Unkey - Permission Interruption – Incident details

All systems operational

Permission Interruption

Resolved
Major outage
Started 2 days agoLasted about 2 hours

Affected

App

Major outage from 4:30 PM to 4:42 PM, Operational from 4:42 PM to 6:32 PM

API

Partial outage from 4:30 PM to 4:42 PM, Operational from 4:42 PM to 6:32 PM

Global Endpoint

Partial outage from 4:30 PM to 4:42 PM, Operational from 4:42 PM to 6:32 PM

AWS us-east-2

Partial outage from 4:30 PM to 4:42 PM, Operational from 4:42 PM to 6:32 PM

AWS eu-central-1

Partial outage from 4:30 PM to 4:42 PM, Operational from 4:42 PM to 6:32 PM

AWS us-east-1

Partial outage from 4:30 PM to 4:42 PM, Operational from 4:42 PM to 6:32 PM

Updates
  • Postmortem
    Postmortem

    Incident Summary: A recent deployment introduced a logical error, leading to a 20-minute outage affecting Unkey’s API and Unkey’s Dashboard.

    The following endpoints were affected during this time:

    /v1/apis.listKeys
    /v1/ratelimits.limit
    /v1/analytics.getVerifications
    /v1/permissions.getRole
    /v1/keys.whoami
    /v2/ratelimit.limit


    Timeline:

    • 11:31 EDT: New deployment initiated.

    • 12:30 EDT: Engineering and customers reported an issue with Ratelimiting and unable to log into the dashboard.

    • 12:40 EDT: Rollback the dashboard

    • 12:42 EDT: Root cause was identified

    • 12:58 EDT: API Patch was rolled out

    • 14:00 EDT: Services restored.

    • 14:32 EDT: Permissions were restored to the DB

    Root Cause: The WHERE clause in the keysPermissions deletion logic used a logical && operator directly instead of the Drizzle ORM's and() helper.

    Original (Faulty) Code:

    .where(

      eq(schema.keysPermissions.keyId, input.keyId) &&

        inArray(schema.keysPermissions.permissionId, permissionIdsToRemove),

    );


    This resulted in permissions across all root keys being deleted instead of the one being updated.

    Resolution: The faulty WHERE clause was corrected to use the and() helper, ensuring proper logical conjunction for the SQL query.

    Corrected Code:

    .where(

      and(

        eq(schema.keysPermissions.keyId, input.keyId),

        inArray(

          schema.keysPermissions.permissionId,

          permissionIdsToRemove

        )

      )

    );


    Impact:

    • Dashboard: Users experienced errors when attempting to log in to the dashboard. 
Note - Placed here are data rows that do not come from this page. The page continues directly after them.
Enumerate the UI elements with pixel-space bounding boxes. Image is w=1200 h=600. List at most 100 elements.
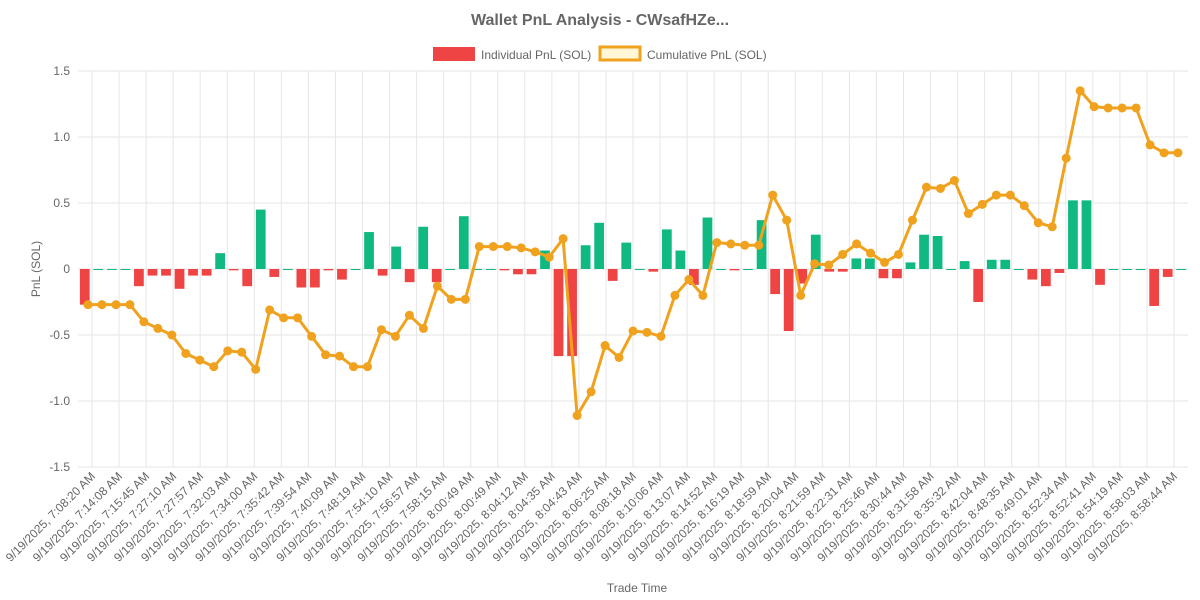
cumulative-point[interactable] — [293, 313, 303, 323]
bar-negative[interactable] — [377, 269, 388, 276]
cumulative-point[interactable] — [782, 215, 792, 225]
bar-positive[interactable] — [743, 269, 753, 270]
bar-negative[interactable] — [526, 269, 537, 275]
cumulative-point[interactable] — [474, 242, 484, 252]
bar-positive[interactable] — [1108, 269, 1119, 270]
bar-positive[interactable] — [255, 209, 266, 269]
bar-negative[interactable] — [147, 269, 158, 276]
bar-positive[interactable] — [702, 217, 713, 269]
bar-positive[interactable] — [120, 269, 131, 270]
bar-positive[interactable] — [485, 269, 496, 270]
cumulative-point[interactable] — [335, 351, 345, 361]
cumulative-point[interactable] — [251, 364, 261, 374]
cumulative-point[interactable] — [726, 239, 736, 249]
bar-positive[interactable] — [282, 269, 293, 270]
bar-positive[interactable] — [621, 242, 632, 269]
bar-negative[interactable] — [567, 269, 577, 357]
cumulative-point[interactable] — [167, 330, 177, 340]
cumulative-point[interactable] — [1103, 103, 1113, 113]
bar-negative[interactable] — [499, 269, 510, 271]
legend-item-individual[interactable]: Individual PnL (SOL) — [433, 47, 591, 62]
bar-negative[interactable] — [431, 269, 442, 283]
bar-negative[interactable] — [242, 269, 253, 287]
cumulative-point[interactable] — [921, 182, 931, 192]
cumulative-point[interactable] — [740, 240, 750, 250]
cumulative-point[interactable] — [125, 300, 135, 310]
bar-negative[interactable] — [824, 269, 835, 272]
cumulative-point[interactable] — [642, 327, 652, 337]
cumulative-point[interactable] — [1075, 86, 1085, 96]
cumulative-point[interactable] — [600, 341, 610, 351]
cumulative-point[interactable] — [97, 300, 107, 310]
bar-positive[interactable] — [865, 258, 875, 269]
bar-negative[interactable] — [783, 269, 794, 332]
bar-positive[interactable] — [1068, 200, 1078, 269]
cumulative-point[interactable] — [824, 260, 834, 270]
bar-negative[interactable] — [1054, 269, 1065, 273]
cumulative-point[interactable] — [1061, 153, 1071, 163]
bar-negative[interactable] — [837, 269, 848, 272]
cumulative-point[interactable] — [894, 249, 904, 259]
bar-negative[interactable] — [310, 269, 320, 288]
cumulative-point[interactable] — [1033, 218, 1043, 228]
bar-positive[interactable] — [716, 269, 726, 270]
bar-positive[interactable] — [905, 262, 916, 269]
cumulative-point[interactable] — [866, 248, 876, 258]
bar-negative[interactable] — [161, 269, 171, 276]
bar-positive[interactable] — [418, 226, 429, 269]
cumulative-point[interactable] — [614, 352, 624, 362]
cumulative-point[interactable] — [460, 294, 470, 304]
cumulative-point[interactable] — [530, 247, 540, 257]
legend[interactable]: Individual PnL (SOL) Cumulative PnL (SOL… — [433, 45, 767, 62]
cumulative-point[interactable] — [265, 305, 275, 315]
cumulative-point[interactable] — [1005, 190, 1015, 200]
cumulative-point[interactable] — [880, 257, 890, 267]
bar-positive[interactable] — [594, 222, 605, 269]
cumulative-point[interactable] — [195, 355, 205, 365]
cumulative-point[interactable] — [907, 215, 917, 225]
cumulative-point[interactable] — [237, 347, 247, 357]
cumulative-point[interactable] — [1089, 102, 1099, 112]
cumulative-point[interactable] — [1159, 148, 1169, 158]
bar-negative[interactable] — [337, 269, 347, 280]
bar-negative[interactable] — [323, 269, 334, 271]
bar-negative[interactable] — [648, 269, 659, 272]
bar-positive[interactable] — [1176, 269, 1187, 270]
cumulative-point[interactable] — [349, 362, 359, 372]
bar-positive[interactable] — [1135, 269, 1146, 270]
cumulative-point[interactable] — [209, 362, 219, 372]
bar-positive[interactable] — [675, 250, 686, 269]
bar-negative[interactable] — [296, 269, 307, 288]
bar-positive[interactable] — [1000, 259, 1011, 269]
bar-negative[interactable] — [878, 269, 889, 279]
bar-negative[interactable] — [689, 269, 699, 285]
cumulative-point[interactable] — [586, 387, 596, 397]
bar-negative[interactable] — [228, 269, 239, 271]
cumulative-point[interactable] — [838, 249, 848, 259]
cumulative-point[interactable] — [390, 331, 400, 341]
cumulative-point[interactable] — [181, 348, 191, 358]
bar-positive[interactable] — [1122, 269, 1132, 270]
cumulative-point[interactable] — [1131, 103, 1141, 113]
cumulative-point[interactable] — [516, 243, 526, 253]
bar-positive[interactable] — [458, 216, 469, 269]
bar-negative[interactable] — [553, 269, 564, 357]
cumulative-point[interactable] — [684, 275, 694, 285]
cumulative-point[interactable] — [754, 240, 764, 250]
bar-positive[interactable] — [472, 269, 483, 270]
bar-positive[interactable] — [580, 245, 591, 269]
cumulative-point[interactable] — [949, 176, 959, 186]
bar-negative[interactable] — [201, 269, 212, 276]
cumulative-point[interactable] — [362, 362, 372, 372]
cumulative-point[interactable] — [810, 259, 820, 269]
cumulative-point[interactable] — [1047, 222, 1057, 232]
cumulative-point[interactable] — [139, 317, 149, 327]
bar-negative[interactable] — [188, 269, 198, 276]
cumulative-point[interactable] — [307, 331, 317, 341]
cumulative-point[interactable] — [223, 346, 233, 356]
cumulative-point[interactable] — [572, 411, 582, 421]
bar-positive[interactable] — [810, 234, 821, 269]
cumulative-point[interactable] — [488, 242, 498, 252]
cumulative-point[interactable] — [544, 252, 554, 262]
bar-positive[interactable] — [634, 269, 645, 270]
    • Customers: Some customers experienced "permission denied" errors for their API requests, leading to service disruption.

    • Data Integrity: While permissions were affected, no permissions attached to the root key were lost. All affected permissions were successfully restored.

    Lessons Learned:

    1. ORM Usage: Emphasize strict adherence to ORM-specific methods for query construction, particularly for logical operators.
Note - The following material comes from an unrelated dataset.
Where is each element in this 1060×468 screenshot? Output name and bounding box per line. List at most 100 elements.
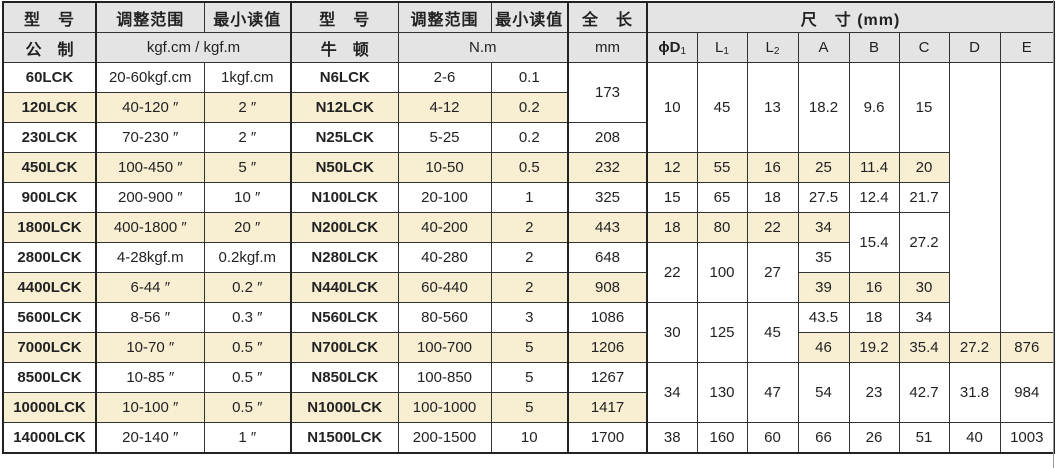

    2. Testing: Implement more comprehensive integration tests targeting permission management flows, including various combinations of permission additions and removals.

    3. Deployment Process: Enhance pre-deployment sanity checks to catch fundamental logical errors in critical paths.

    4. V2 SDK: We also noticed that our SDK didn’t handle this error to follow fallback procedures and allow users to gracefully deny or allow requests through the ratelimiting.

    Action Items:

    1. Review ORM Best Practices: Conduct a team-wide review of Drizzle ORM best practices, focusing on query construction.

    2. Implement two code owner PRs approvals: Currently we only request a single code owner to approve our PRs, we will now require two going forward. 

    3. Update our runbook: Document and drill enhanced rollback procedures for critical services.

    4. Update our SDKs: Work with our customers to figure out what the best solution for this type of error and allow them to handle it in their own application. 

    Next Steps: We will prioritize the above action items to prevent similar incidents. We apologize for the disruption and appreciate our customers' patience and understanding.


  • Resolved
    Resolved
    This incident has been resolved.
  • Monitoring
    Monitoring

    API Patch was rolled out.

  • Identified
    Identified

    Root cause was identified

  • Investigating
    Investigating
    We are currently investigating this incident.